War economics. We mentioned the centenary of the WW1 armistice last week, when remembering those involved was obviously top of the agenda. But there are broader lessons to learn from such global events. A new e-book (summary) attempts to provide a comprehensive set of economic reflections on the causes, conduct and consequences of the Great War. On the consequences it helpfully reminds us not just to focus on the most famous one – the next war – but also on big economic shifts that followed. Two stand out: the ending of the era of largely uncontrolled migration and major reductions in inequality in many countries driven by both political and economic change.

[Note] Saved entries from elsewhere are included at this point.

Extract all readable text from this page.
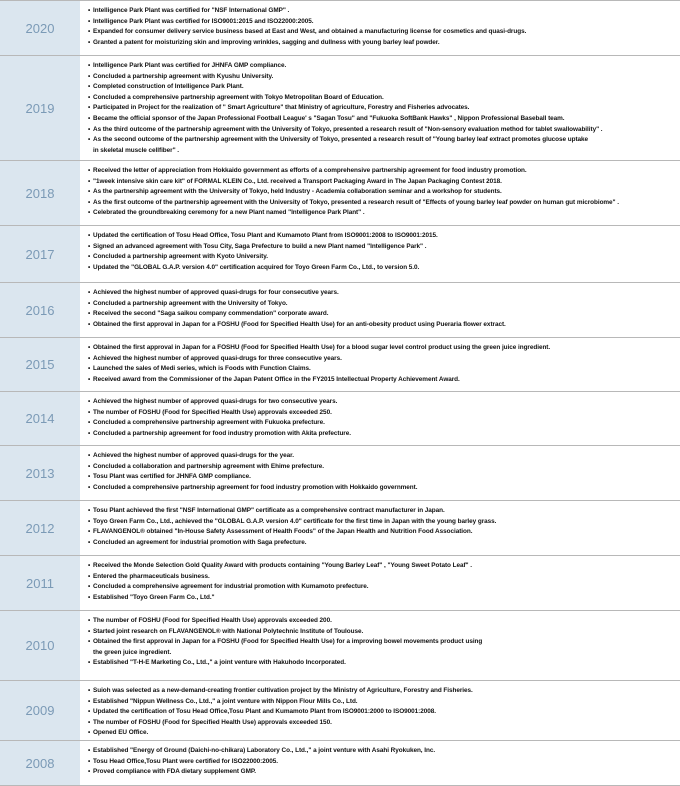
2020
• Intelligence Park Plant was certified for "NSF International GMP" .
• Intelligence Park Plant was certified for ISO9001:2015 and ISO22000:2005.
• Expanded for consumer delivery service business based at East and West, and obtained a manufacturing license for cosmetics and quasi-drugs.
• Granted a patent for moisturizing skin and improving wrinkles, sagging and dullness with young barley leaf powder.
2019
• Intelligence Park Plant was certified for JHNFA GMP compliance.
• Concluded a partnership agreement with Kyushu University.
• Completed construction of Intelligence Park Plant.
• Concluded a comprehensive partnership agreement with Tokyo Metropolitan Board of Education.
• Participated in Project for the realization of " Smart Agriculture" that Ministry of agriculture, Forestry and Fisheries advocates.
• Became the official sponsor of the Japan Professional Football League' s "Sagan Tosu" and "Fukuoka SoftBank Hawks" , Nippon Professional Baseball team.
• As the third outcome of the partnership agreement with the University of Tokyo, presented a research result of "Non-sensory evaluation method for tablet swallowability" .
• As the second outcome of the partnership agreement with the University of Tokyo, presented a research result of "Young barley leaf extract promotes glucose uptake
in skeletal muscle cellfiber" .
2018
• Received the letter of appreciation from Hokkaido government as efforts of a comprehensive partnership agreement for food industry promotion.
• "1week intensive skin care kit" of FORMAL KLEIN Co., Ltd. received a Transport Packaging Award in The Japan Packaging Contest 2018.
• As the partnership agreement with the University of Tokyo, held Industry - Academia collaboration seminar and a workshop for students.
• As the first outcome of the partnership agreement with the University of Tokyo, presented a research result of "Effects of young barley leaf powder on human gut microbiome" .
• Celebrated the groundbreaking ceremony for a new Plant named "Intelligence Park Plant" .
2017
• Updated the certification of Tosu Head Office, Tosu Plant and Kumamoto Plant from ISO9001:2008 to ISO9001:2015.
• Signed an advanced agreement with Tosu City, Saga Prefecture to build a new Plant named "Intelligence Park" .
• Concluded a partnership agreement with Kyoto University.
• Updated the "GLOBAL G.A.P. version 4.0" certification acquired for Toyo Green Farm Co., Ltd., to version 5.0.
2016
• Achieved the highest number of approved quasi-drugs for four consecutive years.
• Concluded a partnership agreement with the University of Tokyo.
• Received the second "Saga saikou company commendation" corporate award.
• Obtained the first approval in Japan for a FOSHU (Food for Specified Health Use) for an anti-obesity product using Pueraria flower extract.
2015
• Obtained the first approval in Japan for a FOSHU (Food for Specified Health Use) for a blood sugar level control product using the green juice ingredient.
• Achieved the highest number of approved quasi-drugs for three consecutive years.
• Launched the sales of Medi series, which is Foods with Function Claims.
• Received award from the Commissioner of the Japan Patent Office in the FY2015 Intellectual Property Achievement Award.
2014
• Achieved the highest number of approved quasi-drugs for two consecutive years.
• The number of FOSHU (Food for Specified Health Use) approvals exceeded 250.
• Concluded a comprehensive partnership agreement with Fukuoka prefecture.
• Concluded a partnership agreement for food industry promotion with Akita prefecture.
2013
• Achieved the highest number of approved quasi-drugs for the year.
• Concluded a collaboration and partnership agreement with Ehime prefecture.
• Tosu Plant was certified for JHNFA GMP compliance.
• Concluded a comprehensive partnership agreement for food industry promotion with Hokkaido government.
2012
• Tosu Plant achieved the first "NSF International GMP" certificate as a comprehensive contract manufacturer in Japan.
• Toyo Green Farm Co., Ltd., achieved the "GLOBAL G.A.P. version 4.0" certificate for the first time in Japan with the young barley grass.
• FLAVANGENOL® obtained "In-House Safety Assessment of Health Foods" of the Japan Health and Nutrition Food Association.
• Concluded an agreement for industrial promotion with Saga prefecture.
2011
• Received the Monde Selection Gold Quality Award with products containing "Young Barley Leaf" , "Young Sweet Potato Leaf" .
• Entered the pharmaceuticals business.
• Concluded a comprehensive agreement for industrial promotion with Kumamoto prefecture.
• Established "Toyo Green Farm Co., Ltd."
2010
• The number of FOSHU (Food for Specified Health Use) approvals exceeded 200.
• Started joint research on FLAVANGENOL® with National Polytechnic Institute of Toulouse.
• Obtained the first approval in Japan for a FOSHU (Food for Specified Health Use) for a improving bowel movements product using
the green juice ingredient.
• Established "T-H-E Marketing Co., Ltd.," a joint venture with Hakuhodo Incorporated.
2009
• Suioh was selected as a new-demand-creating frontier cultivation project by the Ministry of Agriculture, Forestry and Fisheries.
• Established "Nippun Wellness Co., Ltd.," a joint venture with Nippon Flour Mills Co., Ltd.
• Updated the certification of Tosu Head Office,Tosu Plant and Kumamoto Plant from ISO9001:2000 to ISO9001:2008.
• The number of FOSHU (Food for Specified Health Use) approvals exceeded 150.
• Opened EU Office.
2008
• Established "Energy of Ground (Daichi-no-chikara) Laboratory Co., Ltd.," a joint venture with Asahi Ryokuken, Inc.
• Tosu Head Office,Tosu Plant were certified for ISO22000:2005.
• Proved compliance with FDA dietary supplement GMP.
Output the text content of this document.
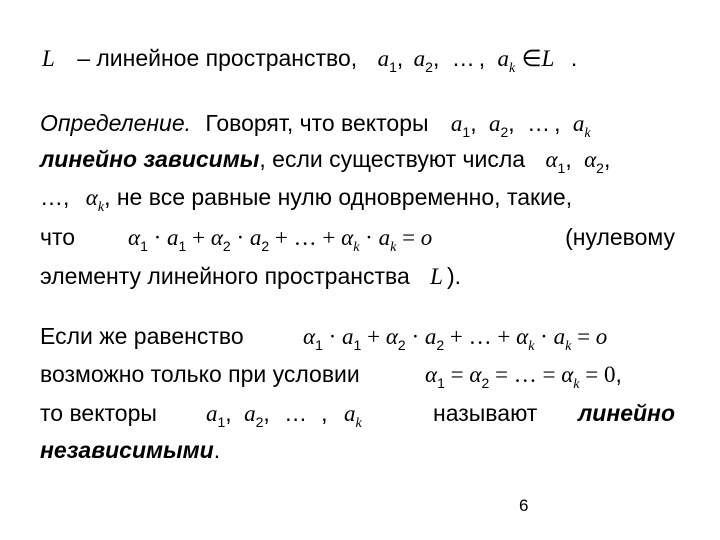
L – линейное пространство, $a_1$, $a_2$, … , $a_k$ ∈L .
Определение. Говорят, что векторы $a_1$, $a_2$, … , $a_k$
линейно зависимы, если существуют числа $\alpha_1$, $\alpha_2$,
…, $\alpha_k$, не все равные нулю одновременно, такие,
что $\alpha_1 \cdot a_1 + \alpha_2 \cdot a_2$ + … + $\alpha_k \cdot a_k = o$	(нулевому
элементу линейного пространства L ).
Если же равенство	$\alpha_1 \cdot a_1 + \alpha_2 \cdot a_2$ + … + $\alpha_k \cdot a_k = o$
возможно только при условии	$\alpha_1 = \alpha_2$ = … = $\alpha_k = 0$,
то векторы $a_1$, $a_2$, … , $a_k$	называют линейно
независимыми.
6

Chart of the Week. Wednesday marked the centenary of the Parliament (Qualification of Women) Act, the historic law which allowed women to be elected as MPs. Well worth celebrating, albeit while noting how far we still have to go: since then fewer than 500 women have been elected vs nine times as many men. This is what you call slow progress. To mark the occasion the Equalities Minister Penny Mordaunt gave a speech, noting that work to tackle gender gaps needs to focus not just on getting high-paid women onto corporate boards but on the reality that “women are more likely to be low paid than men and far more likely to get stuck in low pay” (as shown in RF research last year). She’s certainly right that the fight for gender equality can’t just be about the lucky few that get to work at the BBC (crucial though equal pay there is). This week’s chart of the week shows that women still do 6 in 10 low-paid jobs, but also sets out the longer term trend towards men making up a much bigger proportion of the low paid as they are twice as likely to be low paid as they were in the 1970s. Far fewer young men work in manufacturing (down 40% since the 90s) while many more work part time and in traditional female sectors like retail and hospitality. This is what social change looks like.